The decision catered to her white friends, she says in hindsight. She sacrificed the health of her hair to make them feel comfortable, and the damage went deeper than her roots and split ends.
“I don’t care for my hair when it’s straight,” she said. “When it’s out and big, it’s me being myself.”
When Urgessa talks about the stages of her hair, it’s more than a statement about fashion or beauty. It’s a symbol of her constant identity struggle, an indicator of the growth she’s made as an international student at Pacific Lutheran University.
Her family relocated when she was 6 years old, fleeing a country rife with political instability. Her family never abandoned their ethnic Oromo roots, but actively immersed themselves in their new culture.
Now, she’s relocated again, extending her international education to a third continent as a sociology major at PLU.

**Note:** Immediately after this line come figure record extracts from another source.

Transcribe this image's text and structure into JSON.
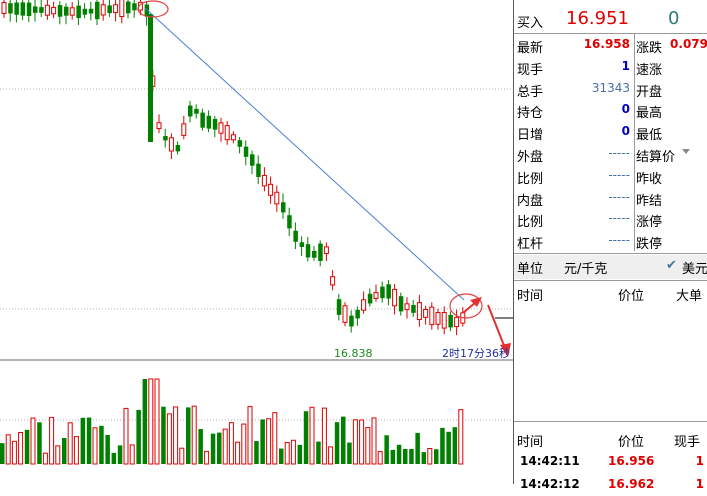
{
  "chart": {
    "low_label": "16.838",
    "time_label": "2时17分36秒"
  },
  "quote": {
    "buy_label": "买入",
    "buy_price": "16.951",
    "buy_volume": "0",
    "rows": [
      {
        "left_label": "最新",
        "left_value": "16.958",
        "right_label": "涨跌",
        "right_value": "0.079"
      },
      {
        "left_label": "现手",
        "left_value": "1",
        "right_label": "速涨",
        "right_value": ""
      },
      {
        "left_label": "总手",
        "left_value": "31343",
        "right_label": "开盘",
        "right_value": ""
      },
      {
        "left_label": "持仓",
        "left_value": "0",
        "right_label": "最高",
        "right_value": ""
      },
      {
        "left_label": "日增",
        "left_value": "0",
        "right_label": "最低",
        "right_value": ""
      },
      {
        "left_label": "外盘",
        "left_value": "-----",
        "right_label": "结算价",
        "right_value": ""
      },
      {
        "left_label": "比例",
        "left_value": "-----",
        "right_label": "昨收",
        "right_value": ""
      },
      {
        "left_label": "内盘",
        "left_value": "-----",
        "right_label": "昨结",
        "right_value": ""
      },
      {
        "left_label": "比例",
        "left_value": "-----",
        "right_label": "涨停",
        "right_value": ""
      },
      {
        "left_label": "杠杆",
        "left_value": "-----",
        "right_label": "跌停",
        "right_value": ""
      }
    ]
  },
  "unit_bar": {
    "label": "单位",
    "unit": "元/千克",
    "currency": "美元",
    "check_icon": "checkmark-icon"
  },
  "trades_header": {
    "time": "时间",
    "price": "价位",
    "big": "大单"
  },
  "ticks_header": {
    "time": "时间",
    "price": "价位",
    "hand": "现手"
  },
  "ticks": [
    {
      "time": "14:42:11",
      "price": "16.956",
      "hand": "1"
    },
    {
      "time": "14:42:12",
      "price": "16.962",
      "hand": "1"
    }
  ],
  "colors": {
    "up": "#e00000",
    "down": "#008000",
    "trend": "#4a7fd8",
    "grid": "#aaaaaa"
  }
}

The university’s commitment to global education is a value that’s familiar to Urgessa. She speaks five languages — Amhara and Oromo that are native to Ethiopia, English, Norwegian and German — and learned from an early age to act as a citizen of the world.
“My parents did a really good job of fostering a global community within our household,” she said.
Urgessa spends a lot of time thinking about her identity and how it fits within that global community. “After I came to PLU, that’s when I had the biggest struggle figuring out how to identify who I am,” she said.
Once she arrived, she interacted with students of color who were confident in their own skin.
“I had never experienced that before,” she said. Many of her new friends at PLU were social justice advocates who “embraced their blackness,” she said, and it inspired her to follow their lead.
So, among other changes, she stopped straightening her hair. Through her newfound support system, immersion in PLU’s Diversity Center and sociology classes, Urgessa became equally comfortable in her own skin in yet another new culture thousands of miles from home.
“I found that I could be unapologetically who I wanted to be,” she said.
Urgessa said her PLU experience has been pivotal in strengthening her values as a global citizen, but she said it isn’t easy for everyone to embrace cultural immersion. To help her fellow international students get the most out of their experience abroad, Urgessa became an international peer advisor (IPA).
IPAs usher new international students through their first week at the university, offering them advice, guidance and support as they navigate their new community.
Urgessa uses her role to proactively avoid common pitfalls, such as students forming cliques with peers from the same country. She intentionally came to PLU without friends in tow, and encourages the same mentality among the international students she advises.
“It’s just so comfortable to fall back on what you know,” she said.
For a year and a half, Urgessa lived in Hong International Hall, an immersive living and learning community that intermingles domestic and international students, as well as those who study various languages. It’s a cultural hub that challenges residents to become fluent in languages and conversant in international issues.
Despite living in a dedicated Norwegian wing, Urgessa intentionally distanced herself from other Norwegian students around campus. She wanted to improve her English and learn from students from different cultural backgrounds.
That effort has served her well, she says, and it will serve other international students well, too.
“It has strengthened my values and morals,” Urgessa said. “We’re not the same. We can’t be the same. That adds to the holistic experience of being a human being.”
Urgessa’s cultural immersion won’t end with graduation. She plans to obtain a work visa and attend graduate school. She hopes to work in law and participate in ongoing activism. “I want to create change somehow,” she said.
Eventually, she will return to Norway. But she isn’t ready just yet. No matter where her global citizenship takes her, Urgessa will continue to be herself — unapologetically.
“I’m brave enough to challenge certain things,” she said of living in the U.S., “and safe enough to challenge them.”